Les institutions de Bretton Woods ont même fait du retour des pouvoirs publics dans la gestion du cacao une condition essentielle à l’annulation de la dette ivoirienne, matérialisée par l’atteinte, en juin, du point d’achèvement de l’Initiative en faveur des pays pauvres très endettés (PPTE). « Elles n’étaient pas très à l’aise après l’échec du système précédent », se souvient un diplomate en poste à Abidjan. Mieux valait donc profiter de l’arrivée à la présidence d’Alassane Ouattara, qui avait justement inscrit cette réforme dans ses promesses électorales, pour tourner la page.

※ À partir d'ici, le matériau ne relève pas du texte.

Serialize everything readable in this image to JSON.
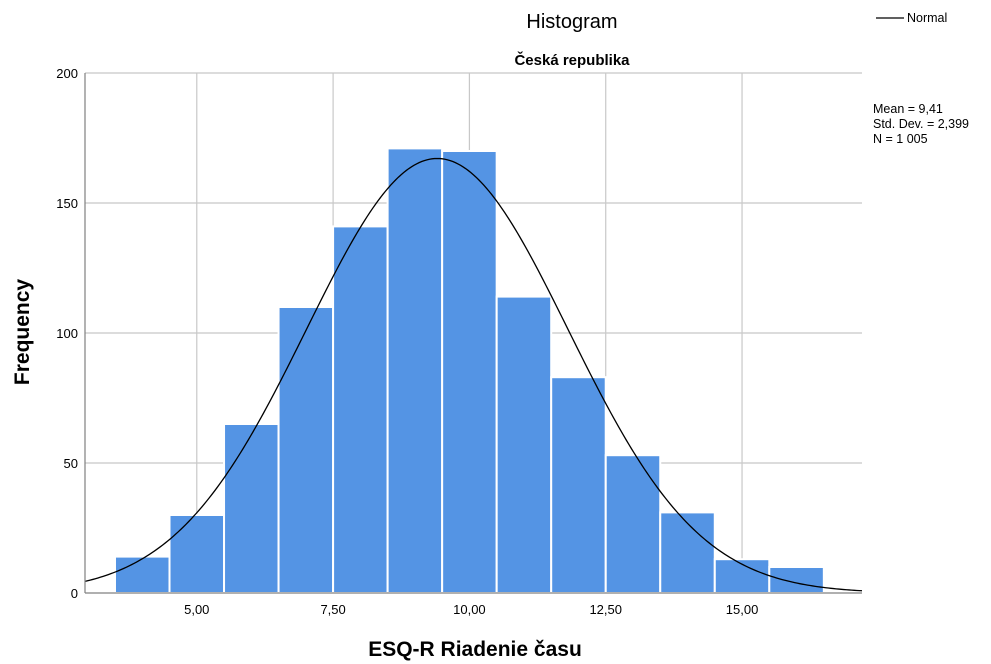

Plutôt qu’un retour à l’ancien système administré de la Caisse de stabilisation (Caistab), qui avait réussi à faire l’unanimité contre elle, et face au fiasco du tout-libéral, la Côte d’Ivoire tente de développer une troisième voie pour relancer une filière qui contribue à hauteur de 15 % au PIB, représente 40 % des recettes d’exportation et donne plus ou moins directement du travail à un cinquième de la population.
Enchères
Contrairement au Ghana voisin, l’État n’achètera pas la production pour la commercialiser. Il a mis en place un système de vente anticipée par enchères, portant sur 70 % à 80 % des volumes en cours de récolte entre janvier et fin septembre. « Chaque jour, les acheteurs se sont engagés sur un tonnage et un prix à l’export, dont la moyenne a servi de base au calcul du tarif minimum garanti versé au planteur », explique Adama Touré. Annoncé la veille du lancement de la campagne, il a été fixé à 725 F CFA le kilo de fèves (ou 1 105 euros la tonne) pour les trois premiers mois, soit entre 50 % et 60 % du prix CAF (coût, assurance, fret), comme s’y était engagé Alassane Ouattara et comme l’avaient demandé les bailleurs de fonds.
Le gouvernement a dû vendre sa réforme aux exportateurs en plafonnant la fiscalité à 22 % et en s’engageant par décret à créer un fonds de réserve de 80 milliards de F CFA (122 millions d’euros) dans lequel « l’État pourra puiser en cas de défaut sur les contrats », reprend l’expert de la Banque mondiale. Financé grâce à la vente à terme de 910 000 tonnes de cacao (sur 1,4 million de tonnes attendues pour la campagne 2012-2013) et géré par le Conseil café-cacao (CCC, le nouvel organisme unique et paritaire de gestion de la filière), ce fonds est déjà doté de 47 milliards de F CFA. Un montant suffisant pour rassurer les exportateurs, « obligés de s’engager sans visibilité », regrette l’un d’entre eux.
Arrestations
Grands gagnants, les planteurs y voient en revanche plus clair. « Cette réforme est salutaire pour les producteurs, qui vont enfin pouvoir se concentrer sur l’amélioration de leur production », estime Mamadou Bamba, directeur de la coopérative Ecookim. De fait, la qualité est au coeur de la réforme. Le texte interdit ainsi la vente des fèves mal séchées, qui seront dorénavant refusées si leur taux d’humidité est supérieur à 9 %. Au risque de provoquer « un certain retard de livraison dans les ports », comme a déjà pu le constater Mamadou Bamba durant les premières semaines de la campagne.
Autre signe de la détermination des autorités, le CCC a déjà annoncé les premières arrestations de « pisteurs » (acheteurs intermédiaires) pris en flagrant délit alors qu’ils tentaient d’imposer leur propre prix bord champ aux paysans. En agissant de la sorte, le pouvoir ivoirien envoie un message fort aux différents acteurs locaux de la filière, sommés de respecter les nouvelles règles du jeu, en même temps qu’un signe encourageant aux bailleurs et à l’ensemble du marché mondial du cacao.